US shakes up toxic asset rules
By Francesco Guerrera in New York
Published: April 7 2009 03:00 | Last updated: April 7 2009 03:00
Hedge funds and small fund companies could get government loans to buy troubled securities from banks after the US Treasury changed the rules of its $1,000bn toxic assets plan on fears it would only benefit a few large investors.
The move, announced yesterday, came after lobbying by hedge funds and small investors who argued the large funds that helped shape the programme, such as BlackRock and Pimco, would be its main beneficiaries.
The Treasury's decision to amend the plan a fortnight after its creation underlines the difficulties in balancing investors' demand for speedy measures against the need to avoid rushed moves that cause more problems.
The original "public-private investment programme" (PPIP) stated that only funds with at least $10bn of mortgage-backed assets under management could become one of the five managers in charge of buying troubled securities from banks.

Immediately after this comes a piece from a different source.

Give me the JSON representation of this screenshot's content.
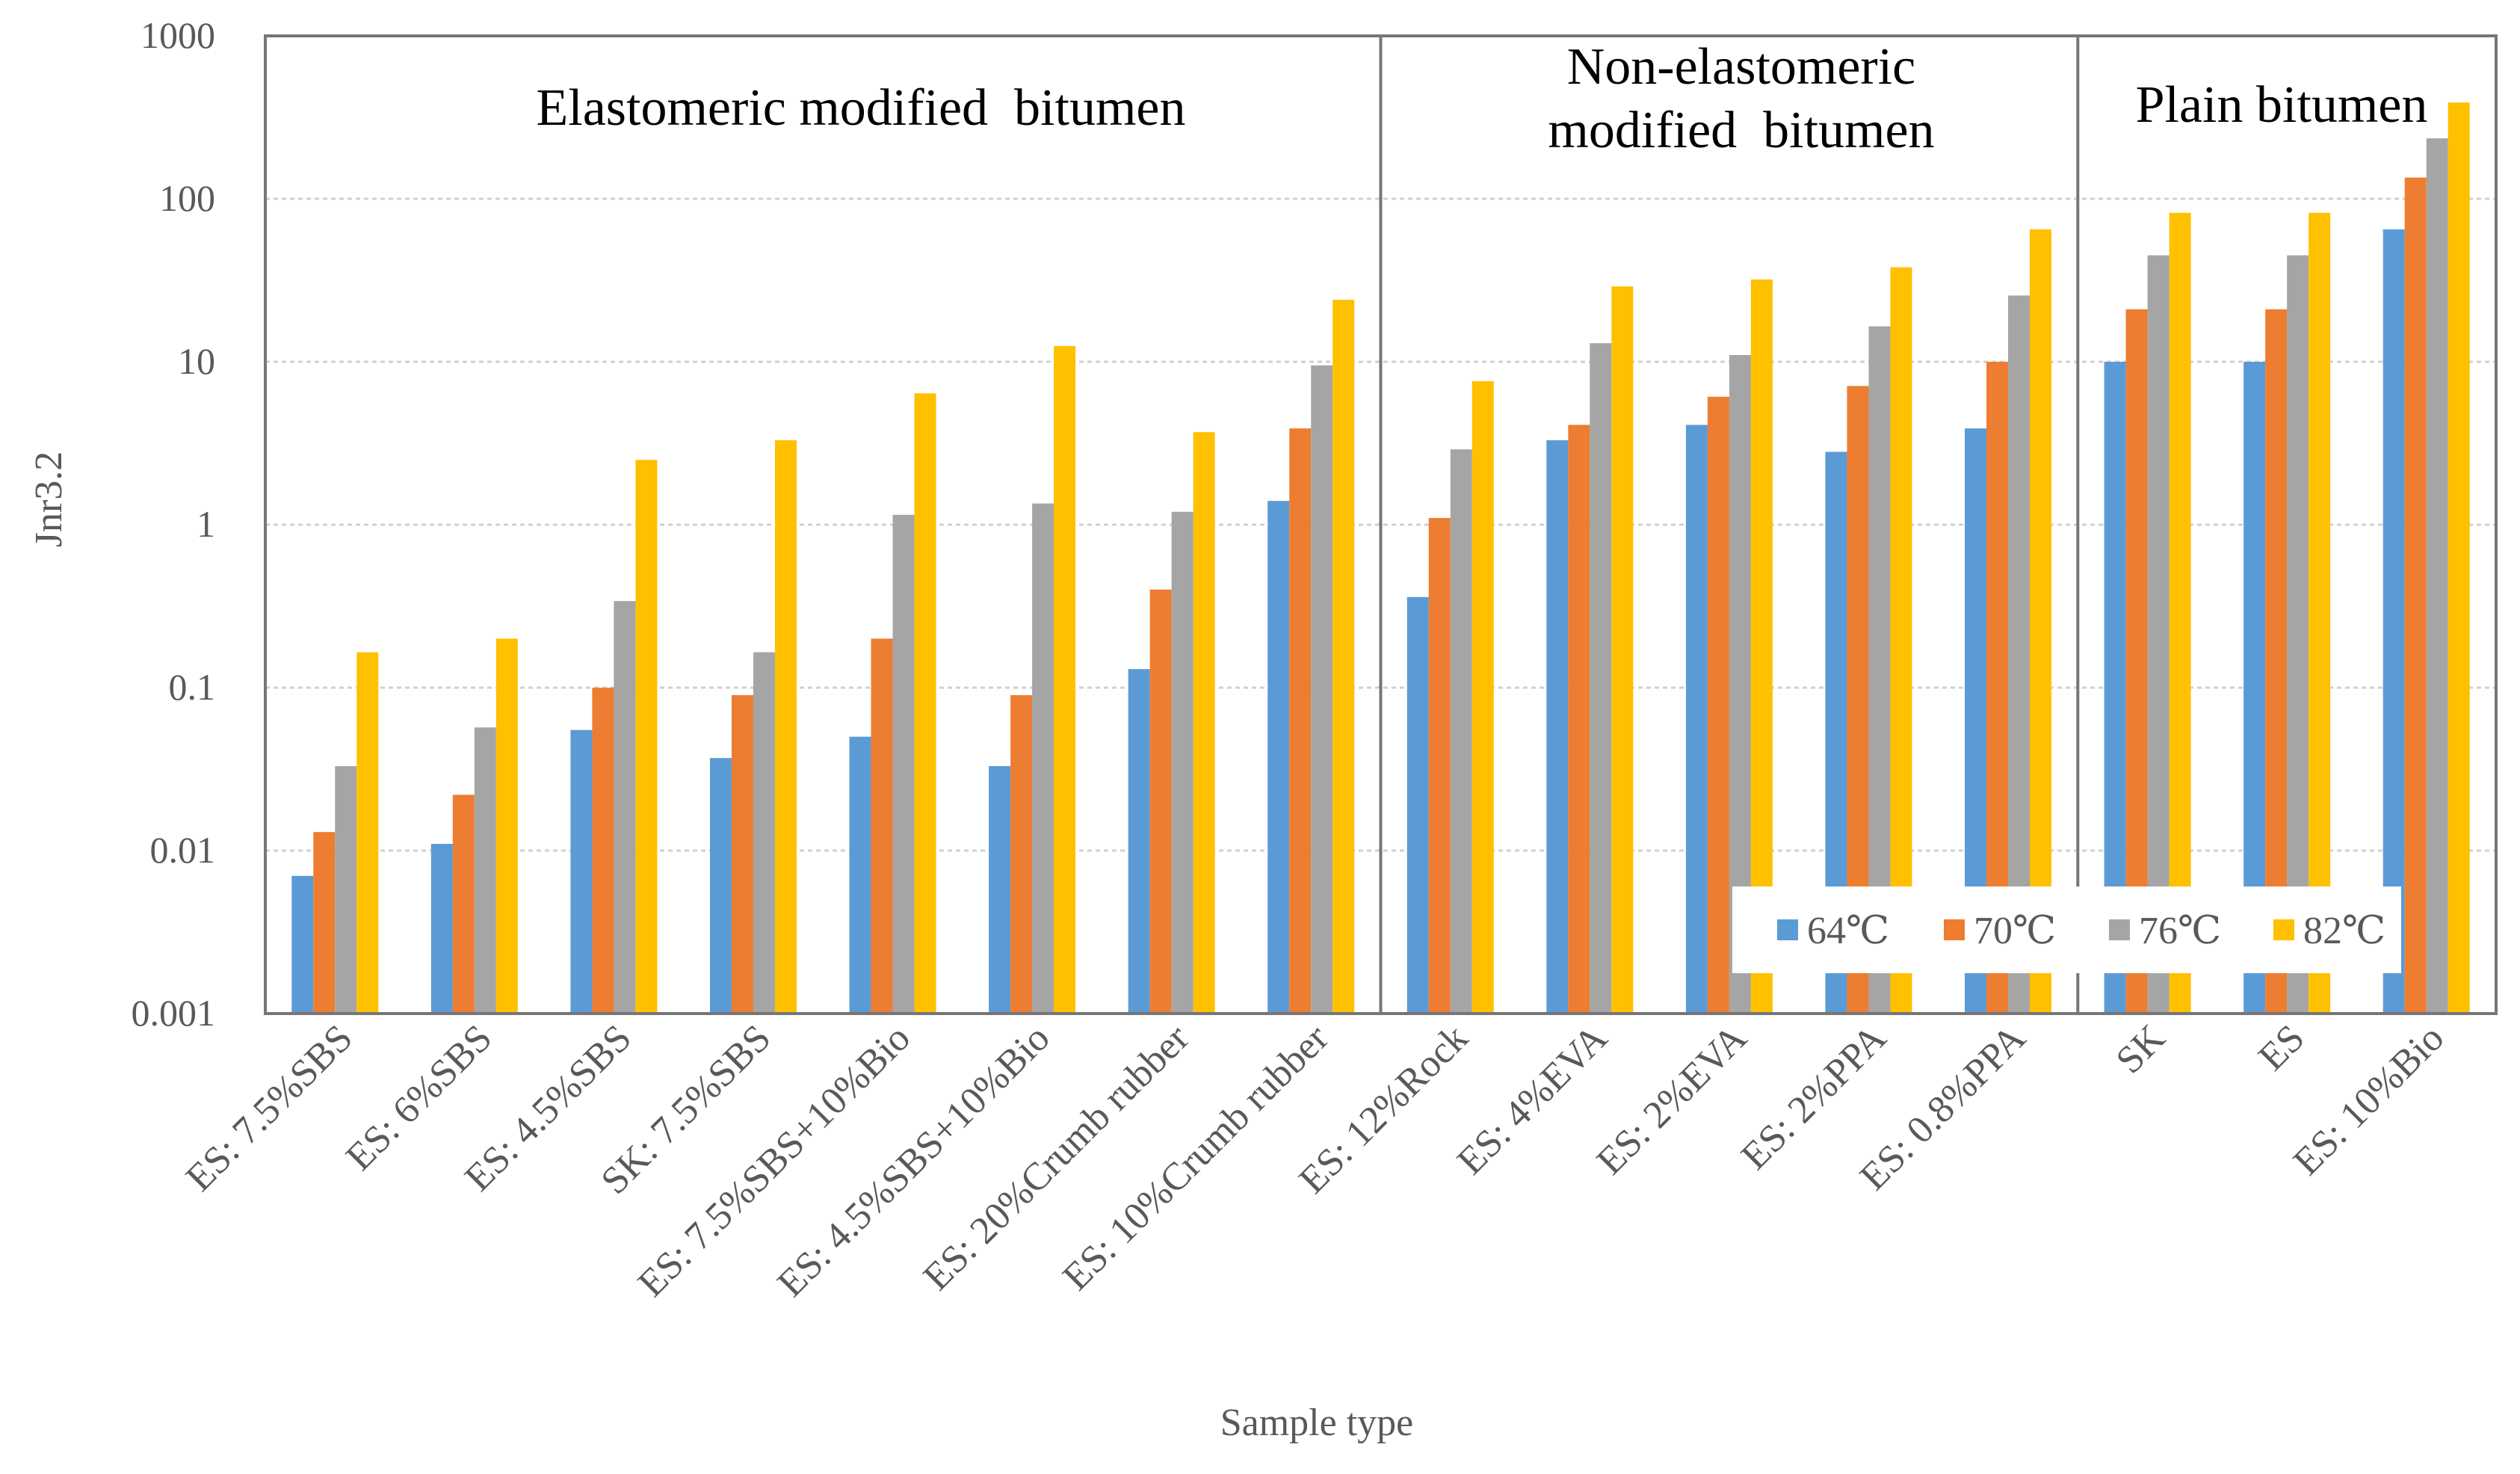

But in guidance, the Treasury said it was considering "opening the programme to smaller fund managers [with less than $10bn of eligible assets under management]", after it had selected the first batch of fund managers.
Hedge fund managers said the changes could enable smaller groups to take advantage of the cheap leverage being offered by the Treasury to entice investors to buy troubled securities from banks. "Treasury seems to have realised the original plan would have benefited a handful of 'mega-funds'," said one.
The authorities said they could appoint more than five fund managers in the first round and extended the application period from April 10 to April 24.
Selected fund managers will have three months to raise $500m from investors - a condition to receive government loans. The Treasury relaxed eligibility rules for the first set of fund managers.
The authorities said failure to meet one of the five original criteria, such as having headquarters in the US and having a record of managing bad assets, did not automatically disqualify an applicant. That could pave the way for foreign fund managers.
The Treasury stood firm on one of the plan's more controversial points - the ability of banks to participate as buyers of toxic assets. The loophole - reported in the Financial Times - sparked protests that banks would add to their stockpile of bad assets with cheap taxpayers' funds.
The Treasury was seeking applications from a range of institutions and would consider their "overall financial health" before approving proposals.